Many companies, I would argue a lot of organizations, are structured with an IT management department reporting to a CIO, and with a security management group reporting to a CISO. The CIO team and the CISO team don’t know each other, talk with each other just when absolutely necessary, have unique budget plans, certainly have separate priorities, check out different reports, and make use of various management platforms. On an everyday basis, what makes up a task, an issue or an alert for one group flies totally under the other group’s radar.

That’s not good, since both the IT and security groups must make assumptions. The IT team thinks that everything is secure, unless somebody tells them otherwise. For example, they presume that devices and applications have actually not been compromised, users have not escalated their privileges, and so on. Likewise, the security team assumes that the servers, desktops, and mobiles are working properly, operating systems and applications are up to date, patches have actually been applied, etc

Since the CIO and CISO groups aren’t speaking to each other, do not comprehend each others’ roles and concerns, and aren’t using the exact same tools, those presumptions might not be appropriate.

And once again, you cannot have a safe and secure environment unless that environment is properly managed – and you can’t manage that environment unless it’s safe and secure. Or putting it another way: An environment that is not secure makes anything you carry out in the IT group suspect and irrelevant, and implies that you cannot understand whether the details you are seeing are right or controlled. It may all be phony news.

How to Bridge the IT / Security Space

The best ways to bridge that gap? It sounds simple however it can be hard: Ensure that there is an umbrella covering both the IT and security teams. Both IT and security report to the exact same individual or organization someplace. It might be the CIO, it might be the CFO, it might be the CEO. For the sake of argument here, let’s say it’s the CFO.

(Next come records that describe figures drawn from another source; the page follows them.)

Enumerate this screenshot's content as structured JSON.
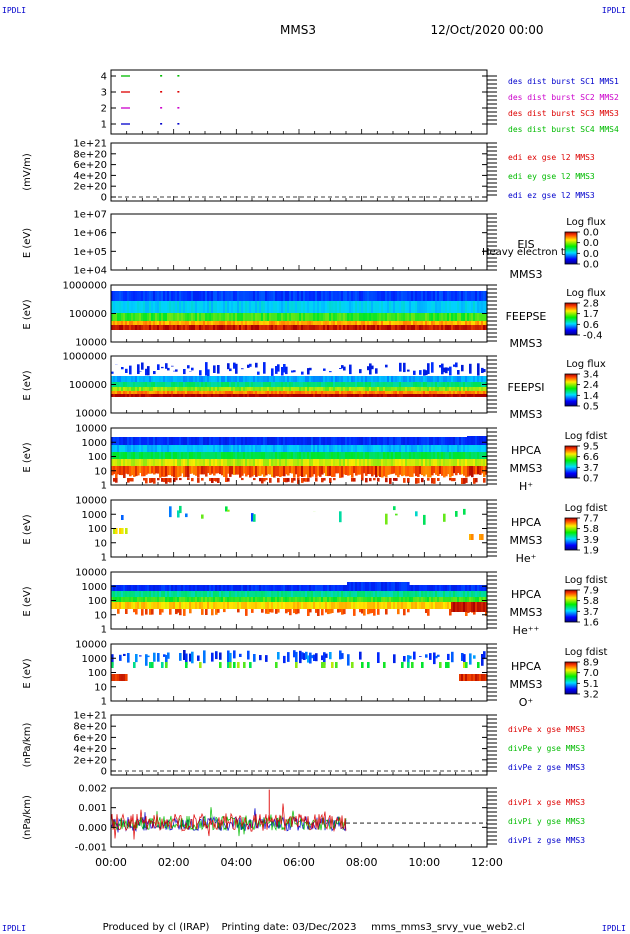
{
  "corner_mark": "IPDLI",
  "header": {
    "spacecraft": "MMS3",
    "date_time": "12/Oct/2020 00:00"
  },
  "footer": {
    "producer": "Produced by cl (IRAP)",
    "printing": "Printing date: 03/Dec/2023",
    "filename": "mms_mms3_srvy_vue_web2.cl"
  },
  "colors": {
    "red": "#dd0000",
    "green": "#00bb00",
    "blue": "#0000cc",
    "magenta": "#cc00cc",
    "mms1": "#00bb00",
    "mms2": "#cc00cc",
    "mms3": "#dd0000",
    "mms4": "#0000cc"
  },
  "chart_data": [
    {
      "id": "p1",
      "type": "scatter",
      "ylabel": "",
      "yticks": [
        "4",
        "3",
        "2",
        "1"
      ],
      "legend": [
        "des dist burst SC1 MMS1",
        "des dist burst SC2 MMS2",
        "des dist burst SC3 MMS3",
        "des dist burst SC4 MMS4"
      ],
      "marks_hours": [
        0.3,
        1.6,
        2.15
      ]
    },
    {
      "id": "p2",
      "type": "line",
      "ylabel": "(mV/m)",
      "yticks": [
        "1e+21",
        "8e+20",
        "6e+20",
        "4e+20",
        "2e+20",
        "0"
      ],
      "legend": [
        "edi ex gse l2 MMS3",
        "edi ey gse l2 MMS3",
        "edi ez gse l2 MMS3"
      ]
    },
    {
      "id": "p3",
      "type": "heatmap",
      "ylabel": "E (eV)",
      "yticks": [
        "1e+07",
        "1e+06",
        "1e+05",
        "1e+04"
      ],
      "label": [
        "EIS",
        "MMS3"
      ],
      "overlay": "Heavy electron to",
      "cbar_title": "Log flux",
      "cbar_ticks": [
        "0.0",
        "0.0",
        "0.0",
        "0.0"
      ]
    },
    {
      "id": "p4",
      "type": "heatmap",
      "ylabel": "E (eV)",
      "yticks": [
        "1000000",
        "100000",
        "10000"
      ],
      "label": [
        "FEEPSE",
        "MMS3"
      ],
      "cbar_title": "Log flux",
      "cbar_ticks": [
        "2.8",
        "1.7",
        "0.6",
        "-0.4"
      ]
    },
    {
      "id": "p5",
      "type": "heatmap",
      "ylabel": "E (eV)",
      "yticks": [
        "1000000",
        "100000",
        "10000"
      ],
      "label": [
        "FEEPSI",
        "MMS3"
      ],
      "cbar_title": "Log flux",
      "cbar_ticks": [
        "3.4",
        "2.4",
        "1.4",
        "0.5"
      ]
    },
    {
      "id": "p6",
      "type": "heatmap",
      "ylabel": "E (eV)",
      "yticks": [
        "10000",
        "1000",
        "100",
        "10",
        "1"
      ],
      "label": [
        "HPCA",
        "MMS3",
        "H⁺"
      ],
      "cbar_title": "Log fdist",
      "cbar_ticks": [
        "9.5",
        "6.6",
        "3.7",
        "0.7"
      ]
    },
    {
      "id": "p7",
      "type": "heatmap",
      "ylabel": "E (eV)",
      "yticks": [
        "10000",
        "1000",
        "100",
        "10",
        "1"
      ],
      "label": [
        "HPCA",
        "MMS3",
        "He⁺"
      ],
      "cbar_title": "Log fdist",
      "cbar_ticks": [
        "7.7",
        "5.8",
        "3.9",
        "1.9"
      ]
    },
    {
      "id": "p8",
      "type": "heatmap",
      "ylabel": "E (eV)",
      "yticks": [
        "10000",
        "1000",
        "100",
        "10",
        "1"
      ],
      "label": [
        "HPCA",
        "MMS3",
        "He⁺⁺"
      ],
      "cbar_title": "Log fdist",
      "cbar_ticks": [
        "7.9",
        "5.8",
        "3.7",
        "1.6"
      ]
    },
    {
      "id": "p9",
      "type": "heatmap",
      "ylabel": "E (eV)",
      "yticks": [
        "10000",
        "1000",
        "100",
        "10",
        "1"
      ],
      "label": [
        "HPCA",
        "MMS3",
        "O⁺"
      ],
      "cbar_title": "Log fdist",
      "cbar_ticks": [
        "8.9",
        "7.0",
        "5.1",
        "3.2"
      ]
    },
    {
      "id": "p10",
      "type": "line",
      "ylabel": "(nPa/km)",
      "yticks": [
        "1e+21",
        "8e+20",
        "6e+20",
        "4e+20",
        "2e+20",
        "0"
      ],
      "legend": [
        "divPe x gse MMS3",
        "divPe y gse MMS3",
        "divPe z gse MMS3"
      ]
    },
    {
      "id": "p11",
      "type": "line",
      "ylabel": "(nPa/km)",
      "yticks": [
        "0.002",
        "0.001",
        "0.000",
        "-0.001"
      ],
      "ylim": [
        -0.0015,
        0.0022
      ],
      "data_end_hour": 7.5,
      "legend": [
        "divPi x gse MMS3",
        "divPi y gse MMS3",
        "divPi z gse MMS3"
      ]
    }
  ],
  "xaxis": {
    "ticks": [
      "00:00",
      "02:00",
      "04:00",
      "06:00",
      "08:00",
      "10:00",
      "12:00"
    ],
    "range_hours": [
      0,
      12
    ]
  }
}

If the business does not have a protected environment, and there’s a breach, the worth of the brand name and the company may be decreased to nothing. Similarly, if the users, devices, infrastructure, application, and data aren’t well-managed, the company cannot work effectively, and the worth drops. As we have actually discussed, if it’s not well handled, it cannot be protected, and if it’s not secure, it cannot be well handled.

The fiduciary obligation of senior executives (like the CFO) is to protect the value of business assets, and that suggests making certain IT and security speak with each other, comprehend each other’s priorities, and if possible, can see the same reports and data – filtered and displayed to be meaningful to their specific areas of duty.

That’s the thought process that we adopted with the design of our Zenith platform. It’s not a security management tool with IT abilities, and it’s not an IT management tool with security abilities. No, it’s a Peanut Butter Cup, developed similarly around chocolate and peanut butter. To be less confectionery, Zenith is an umbrella that offers IT groups exactly what they require to do their tasks, and provides security groups what they need also – without coverage spaces that might weaken assumptions about the state of business security and IT management.

We need to guarantee that our business’s IT infrastructure is created on a protected structure – and that our security is implemented on a well managed base of hardware, infrastructure, software and users. We can’t run at peak efficiency, and with complete fiduciary obligation, otherwise.